My personal favorite is seaumarine. Awesome corals, fish selection, and quality products. North american fish breeders is my second favorite. I haven't ventured to the west of the city yet where I hear there is alloy of good new stores.


----------



## jamie1985 (Oct 11, 2012)

Thanks! I will have to make a trip down to seaumarine sometime it sounds like a good place! Does north american fish breeders have a website? I couldnt find one on a google search.


----------



## cablemike (Jan 7, 2009)

jamie1985 said:


> Thanks! I will have to make a trip down to seaumarine sometime it sounds like a good place! Does north american fish breeders have a website? I couldnt find one on a google search.


They had a website but they never really didn't get it up in running properly and it appears that they shut it downbut they're open for business. I think they're just not really tech savvy people.


----------



## thmh (Mar 17, 2011)

seaumarine ,R2o and nafb. tip use aquariumpros to get updates on these guys shipment and fish list.


----------



## ameekplec. (May 1, 2008)

SUM, NAFB, sometimes Menagerie (are they still running salt?).


For corals, most of the time from fellow hobbyists. Alex has a candy store of corals, as do several other members. I can share (what seems like) a sticky piece of unwrapped toffee from my pocket


----------



## jkoot (Apr 17, 2012)

If your out in the Hilton region I prefer Advanced Reef Aquatics in Milton and a another nice store is the Coral Reef Shop in Burlington

>jason


----------



## Announce (Aug 27, 2008)

For Corals SeaUmarine is a priced to sell (which is awesome) and ReefRaft is not but has some of the nicest corals in the city. 

For fish I tend to stick to BA Vaughan as I have never had a problem, although the selection isn't always that unique. 

I also heard good things about a store in North York but have yet to check it out.


----------



## VisualPoetry (May 16, 2006)

I've been spending a lot of time and money at Sea U Marine. I also buy from Carl's Aquarium.


----------



## thmh (Mar 17, 2011)

VisualPoetry said:


> I've been spending a lot of time and money at Sea U Marine. I also buy from Carl's Aquarium.
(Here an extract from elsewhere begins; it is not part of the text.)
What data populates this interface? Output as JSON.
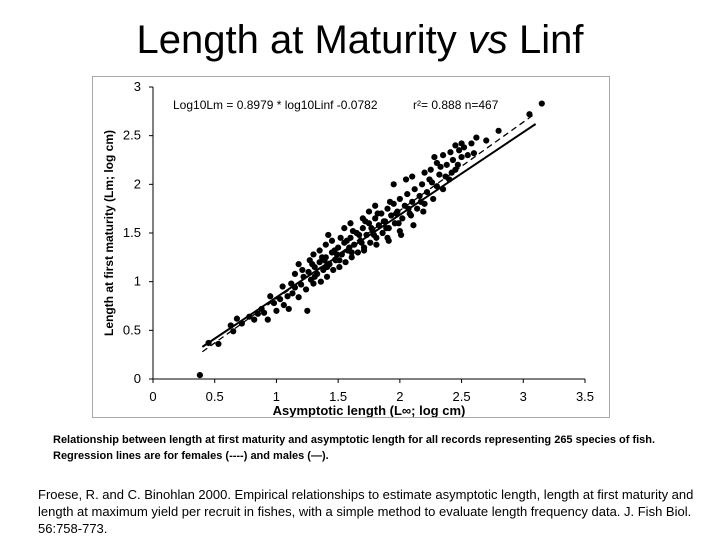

where is this Carl's Aquarium you speak of and dose he have good sheet?


----------



## VisualPoetry (May 16, 2006)

www.carlsaquariums.com - he used to have a shop, now runs it out of a funeral home. Good guy and decent prices. Also an expert. Between them and SUM, I don't really need to go anywhere else - except frags and stuff. I do prefer to buy live stock from other hobbyists where possible of course


----------



## badmedicine (Oct 27, 2012)

*reefquarium*

If you go to Sea u marine, then I suggest Reefquarium that is a short distance away. Good guy, very clean aquariums and nice store. Very knowledgeable too.


----------



## VisualPoetry (May 16, 2006)

badmedicine said:


> If you go to Sea u marine, then I suggest Reefquarium that is a short distance away. Good guy, very clean aquariums and nice store. Very knowledgeable too.


How are the prices there compared to SUM?


----------



## badmedicine (Oct 27, 2012)

VisualPoetry said:


> How are the prices there compared to SUM?


As always prices are negotiable....Cash is King. I was looking at his BALDOR pump (hybrid hammerhead/barracuda) and he quoted me a few different prices. 
If you are in the area, give a look... He is pretty close to SUM.


----------